Rywalami Higginsa do prezydentury byli europosłanka opozycyjnej Sinn Fein Liadh Ni Riada, niezależna senator i aktywistka na rzecz zdrowia psychicznego Joan Freeman, a także trzech biznesmenów i jurorów z irlandzkiej edycji "Dragons Den - Jak zostać milionerem": Sean Gallagher (drugi w wyborach w 2011 roku), Peter Casey i Gavin Duffy.
W czasie sprawowania pierwszej kadencji Higgins stał się m.in. pierwszym irlandzkim prezydentem składającym wizytę państwową w Wielkiej Brytanii. W jej trakcie spotkał się z królową Elżbietą II na zamku w Windsorze i wystąpił przez brytyjskim parlamentem. Na jego kadencję przypadły także referenda ws. legalizacji małżeństw homoseksualnych (2015) i zniesienia konstytucyjnego zakazu aborcji (2018).
Wraz z piątkowymi wyborami prezydenckimi odbyło się referendum w sprawie usunięcia z konstytucji zapisu uznającego bluźnierstwo za przestępstwo.
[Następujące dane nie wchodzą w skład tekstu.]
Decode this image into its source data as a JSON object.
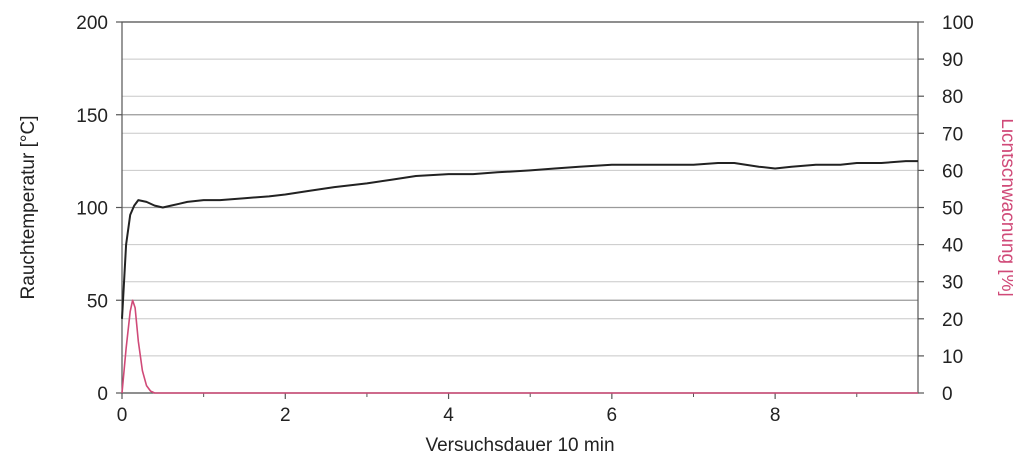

Zgodnie z sondażami wyborcy przegłosowali usunięcie kontrowersyjnego zapisu z ustawy zasadniczej.
Prezydent Irlandii wybierany jest na siedmioletnią kadencję, którą może sprawować maksymalnie dwa razy. Kandydat musi być obywatelem Irlandii, powinien mieć co najmniej 35 lat i uzyskać nominację co najmniej 20 posłów.